伊勢志摩サミットの翌日の27日、オバマ大統領が広島を訪問しました。
原爆を投下したアメリカの現職大統領が、被爆地である広島を訪れるのは初めてのこと。
歴史的な訪問として大々的に取り上げられ直後の世論調査でも、95%以上の方がオバマ大統領の広島来訪は良かったと評価していました。
「駆け引きのない世界を」
「文明の歴史は戦争で満ちている」
など、印象的なフレーズが散りばめられた演説は、さすがオバマ大統領の演説でした。
プラハ演説でも訴えた核なき世界への思いがこの被爆地広島という地と相まって、格式高い中にも将来への希望が感じられ、本当にぐっときました。

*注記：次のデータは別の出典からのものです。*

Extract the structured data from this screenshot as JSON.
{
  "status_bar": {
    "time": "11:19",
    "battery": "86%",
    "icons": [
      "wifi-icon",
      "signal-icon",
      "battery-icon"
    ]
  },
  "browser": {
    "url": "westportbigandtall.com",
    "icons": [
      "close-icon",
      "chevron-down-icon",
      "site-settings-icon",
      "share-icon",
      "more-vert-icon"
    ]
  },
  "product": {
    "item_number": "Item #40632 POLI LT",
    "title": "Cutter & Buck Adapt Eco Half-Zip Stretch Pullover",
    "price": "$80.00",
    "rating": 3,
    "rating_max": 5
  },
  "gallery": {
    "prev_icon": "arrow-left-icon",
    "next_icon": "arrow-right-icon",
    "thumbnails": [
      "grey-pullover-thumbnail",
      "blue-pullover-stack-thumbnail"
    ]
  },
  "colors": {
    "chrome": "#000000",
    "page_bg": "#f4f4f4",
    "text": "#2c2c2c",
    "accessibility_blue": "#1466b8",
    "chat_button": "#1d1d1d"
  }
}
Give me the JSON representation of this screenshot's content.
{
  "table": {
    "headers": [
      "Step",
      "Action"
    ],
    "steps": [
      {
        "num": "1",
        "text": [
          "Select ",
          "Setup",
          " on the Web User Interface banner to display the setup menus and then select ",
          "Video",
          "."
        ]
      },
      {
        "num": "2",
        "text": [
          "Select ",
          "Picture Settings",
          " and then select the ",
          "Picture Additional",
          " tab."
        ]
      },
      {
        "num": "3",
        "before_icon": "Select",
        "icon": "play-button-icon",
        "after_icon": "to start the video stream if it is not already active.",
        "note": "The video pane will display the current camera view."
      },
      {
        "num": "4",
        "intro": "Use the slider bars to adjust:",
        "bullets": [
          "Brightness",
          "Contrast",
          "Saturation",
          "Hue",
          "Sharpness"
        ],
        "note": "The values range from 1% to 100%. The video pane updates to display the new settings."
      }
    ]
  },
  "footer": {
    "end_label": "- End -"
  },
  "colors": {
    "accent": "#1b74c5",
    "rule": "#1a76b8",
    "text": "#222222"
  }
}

その中でも私が特に印象的だったのは「暴力的な競争はすべきでない」という内容。
誰かが核兵器を持てば、抑止力のために他の国も核を持つということはよく聞かれることです。
私がカンボジアで小型武器回収の活動をしていた時、紛争が終わったはずのカンボジアの人たちが武器を持つ一番の理由が「隣の家がまだ武器を持っているから」というものでした。このいわば暴力的な競争がある限り、小型武器の根絶はできないと思い知りました。
国際社会にあっても同様です。
ある国が軍備を拡大すれば他国も拡大せざるを得ないことは現実です。
だから夢見がちな「日本は丸腰になっても戦争しないべきだ」という非武装論には私は与しません。しかし、現実的なプロセスを踏みながらも、「戦争は繰り返さない」という壮大な理想を長い時間がかかっても目指していかなくてはいけないのです。
確かに任期がまもなく終わるオバマ大統領だから実現できたことかもしれません。しかし、これは大きな一歩になると信じたい。
あとは私たち、そしてその次の世代が協力してこの長い理想への道を現実化させていきたいと思います。あくまでも現実的に。